Saudi J Biol Sci. 2020 Dec ;27(12):3376-3384. Epub 2020 Sep 8. PMID: 33304145
Samar A Sultan
Background: Allicin (ACN), a sulfoxide in freshly crushed garlic, is known for its diverse bioactive properties. Among the most notable effects of ACN is its antitumor activity against a wide array of cancer types. Thus, ACN may be a promising anticancer therapeutic. Nevertheless, chemotherapy-induced anemia is a major obstacle in cancer management with a prevalence of up to 70%. Although the pathophysiology behind it remains elusive, a number of medications known to cause anemia in patients have been shown to induce premature programmed cell death in red blood cells (RBCs) known as eryptosis. This study, thus, investigates the anticancer potential of ACN against THP-1 monocytic leukemia cells, its toxic effects on human RBCs, and delineate the underlying biochemical mechanisms.

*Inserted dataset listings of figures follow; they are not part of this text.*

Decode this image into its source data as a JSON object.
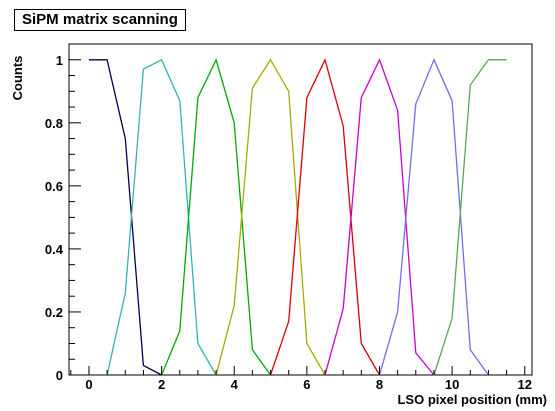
{
  "chart_data": {
    "type": "line",
    "title": "SiPM matrix scanning",
    "xlabel": "LSO pixel position (mm)",
    "ylabel": "Counts",
    "xlim": [
      -0.55,
      12.2
    ],
    "ylim": [
      0,
      1.05
    ],
    "xticks": [
      0,
      2,
      4,
      6,
      8,
      10,
      12
    ],
    "yticks": [
      0,
      0.2,
      0.4,
      0.6,
      0.8,
      1
    ],
    "ytick_labels": [
      "0",
      "0.2",
      "0.4",
      "0.6",
      "0.8",
      "1"
    ],
    "grid": false,
    "series": [
      {
        "color": "#00005a",
        "x": [
          0,
          0.5,
          1.0,
          1.5,
          2.0
        ],
        "y": [
          1.0,
          1.0,
          0.75,
          0.03,
          0.0
        ]
      },
      {
        "color": "#33b3b3",
        "x": [
          0.5,
          1.0,
          1.5,
          2.0,
          2.5,
          3.0,
          3.5
        ],
        "y": [
          0.0,
          0.26,
          0.97,
          1.0,
          0.87,
          0.1,
          0.0
        ]
      },
      {
        "color": "#00aa00",
        "x": [
          2.0,
          2.5,
          3.0,
          3.5,
          4.0,
          4.5,
          5.0
        ],
        "y": [
          0.0,
          0.14,
          0.88,
          1.0,
          0.8,
          0.08,
          0.0
        ]
      },
      {
        "color": "#aaaa00",
        "x": [
          3.5,
          4.0,
          4.5,
          5.0,
          5.5,
          6.0,
          6.5
        ],
        "y": [
          0.0,
          0.22,
          0.91,
          1.0,
          0.9,
          0.1,
          0.0
        ]
      },
      {
        "color": "#dd0000",
        "x": [
          5.0,
          5.5,
          6.0,
          6.5,
          7.0,
          7.5,
          8.0
        ],
        "y": [
          0.0,
          0.17,
          0.88,
          1.0,
          0.79,
          0.1,
          0.0
        ]
      },
      {
        "color": "#cc00cc",
        "x": [
          6.5,
          7.0,
          7.5,
          8.0,
          8.5,
          9.0,
          9.5
        ],
        "y": [
          0.0,
          0.21,
          0.88,
          1.0,
          0.84,
          0.07,
          0.0
        ]
      },
      {
        "color": "#6f6fee",
        "x": [
          8.0,
          8.5,
          9.0,
          9.5,
          10.0,
          10.5,
          11.0
        ],
        "y": [
          0.0,
          0.2,
          0.86,
          1.0,
          0.87,
          0.08,
          0.0
        ]
      },
      {
        "color": "#55aa55",
        "x": [
          9.5,
          10.0,
          10.5,
          11.0,
          11.5
        ],
        "y": [
          0.0,
          0.18,
          0.92,
          1.0,
          1.0
        ]
      }
    ]
  }
}
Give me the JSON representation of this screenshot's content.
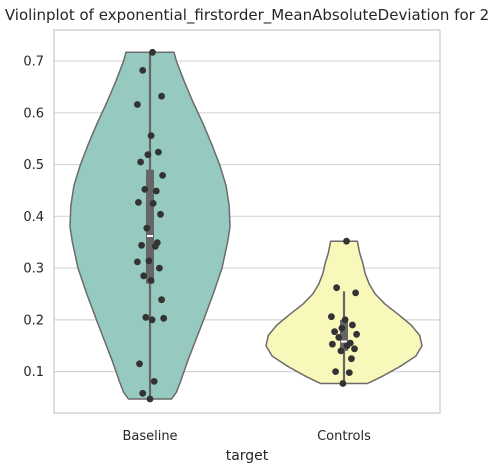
{
  "chart_data": {
    "type": "violin",
    "title": "Violinplot of exponential_firstorder_MeanAbsoluteDeviation for 2",
    "xlabel": "target",
    "ylabel": "",
    "categories": [
      "Baseline",
      "Controls"
    ],
    "ylim": [
      0.02,
      0.76
    ],
    "yticks": [
      0.1,
      0.2,
      0.3,
      0.4,
      0.5,
      0.6,
      0.7
    ],
    "ytick_labels": [
      "0.1",
      "0.2",
      "0.3",
      "0.4",
      "0.5",
      "0.6",
      "0.7"
    ],
    "grid": true,
    "colors": {
      "Baseline": "#96cac0",
      "Controls": "#f9f8bb",
      "outline": "#6b6b6b",
      "points": "#333333",
      "box": "#666666"
    },
    "series": [
      {
        "name": "Baseline",
        "min": 0.047,
        "max": 0.717,
        "q1": 0.27,
        "median": 0.362,
        "q3": 0.49,
        "whisker_low": 0.047,
        "whisker_high": 0.717,
        "density_profile": [
          [
            0.047,
            0.27
          ],
          [
            0.06,
            0.33
          ],
          [
            0.08,
            0.38
          ],
          [
            0.12,
            0.47
          ],
          [
            0.16,
            0.57
          ],
          [
            0.2,
            0.67
          ],
          [
            0.25,
            0.79
          ],
          [
            0.3,
            0.9
          ],
          [
            0.35,
            0.97
          ],
          [
            0.38,
            1.0
          ],
          [
            0.42,
            0.99
          ],
          [
            0.46,
            0.95
          ],
          [
            0.5,
            0.87
          ],
          [
            0.54,
            0.77
          ],
          [
            0.58,
            0.66
          ],
          [
            0.62,
            0.54
          ],
          [
            0.66,
            0.43
          ],
          [
            0.7,
            0.33
          ],
          [
            0.717,
            0.3
          ]
        ],
        "points": [
          0.717,
          0.682,
          0.632,
          0.616,
          0.556,
          0.524,
          0.519,
          0.505,
          0.479,
          0.452,
          0.449,
          0.427,
          0.425,
          0.404,
          0.377,
          0.349,
          0.344,
          0.342,
          0.314,
          0.312,
          0.3,
          0.285,
          0.276,
          0.239,
          0.205,
          0.203,
          0.2,
          0.115,
          0.081,
          0.058,
          0.047
        ]
      },
      {
        "name": "Controls",
        "min": 0.077,
        "max": 0.352,
        "q1": 0.14,
        "median": 0.158,
        "q3": 0.2,
        "whisker_low": 0.077,
        "whisker_high": 0.255,
        "density_profile": [
          [
            0.077,
            0.3
          ],
          [
            0.09,
            0.48
          ],
          [
            0.11,
            0.72
          ],
          [
            0.13,
            0.92
          ],
          [
            0.15,
            1.0
          ],
          [
            0.17,
            0.97
          ],
          [
            0.19,
            0.86
          ],
          [
            0.21,
            0.7
          ],
          [
            0.23,
            0.53
          ],
          [
            0.25,
            0.4
          ],
          [
            0.27,
            0.32
          ],
          [
            0.29,
            0.27
          ],
          [
            0.31,
            0.24
          ],
          [
            0.33,
            0.2
          ],
          [
            0.352,
            0.17
          ]
        ],
        "points": [
          0.352,
          0.262,
          0.252,
          0.206,
          0.2,
          0.19,
          0.184,
          0.177,
          0.172,
          0.166,
          0.155,
          0.153,
          0.15,
          0.144,
          0.14,
          0.125,
          0.1,
          0.098,
          0.077
        ]
      }
    ]
  }
}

Methods: Cytotoxicity was detected using the MTT assay, while hemoglobin leakage was used as a surrogate for hemolysis which was photometrically measured. Major eryptotic events were examined using flow cytometry with fluorescent probes. Phosphatidylserine (PS) exposure was detected by Annexin-V-FITC, cytosolic calcium with Fluo4/AM, and reactive oxygen species with HDCFDA.

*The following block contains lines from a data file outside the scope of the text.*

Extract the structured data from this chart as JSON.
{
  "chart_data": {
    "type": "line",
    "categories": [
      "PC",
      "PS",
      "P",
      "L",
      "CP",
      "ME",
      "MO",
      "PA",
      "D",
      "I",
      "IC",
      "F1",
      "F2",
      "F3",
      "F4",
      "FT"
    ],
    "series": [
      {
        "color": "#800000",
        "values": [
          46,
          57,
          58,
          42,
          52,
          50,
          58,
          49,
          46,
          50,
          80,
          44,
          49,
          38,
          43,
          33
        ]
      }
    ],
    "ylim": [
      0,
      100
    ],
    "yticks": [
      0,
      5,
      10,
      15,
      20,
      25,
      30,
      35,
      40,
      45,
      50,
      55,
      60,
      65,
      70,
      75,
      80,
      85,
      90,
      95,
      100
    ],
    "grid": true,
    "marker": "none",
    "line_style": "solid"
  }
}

Results: Our results show that ACN induces hemolysis in a dose-dependent fashion, which is significantly abrogated in absence of extracellular calcium. Moreover, ACN stimulates PS exposure, intracellular calcium overload, and oxidative stress. Using small-molecule inhibitors, we demonstrate that the pro-eryptotic activity of ACN is ameliorated in presence of zVAD(OMe)-FMK, SB203580, and D4476.
Conclusion: ACN possesses both hemolytic and eryptotic properties mediated through elevated intracellular calcium levels, oxidative stress, caspase, p38 MAPK, and CK1α.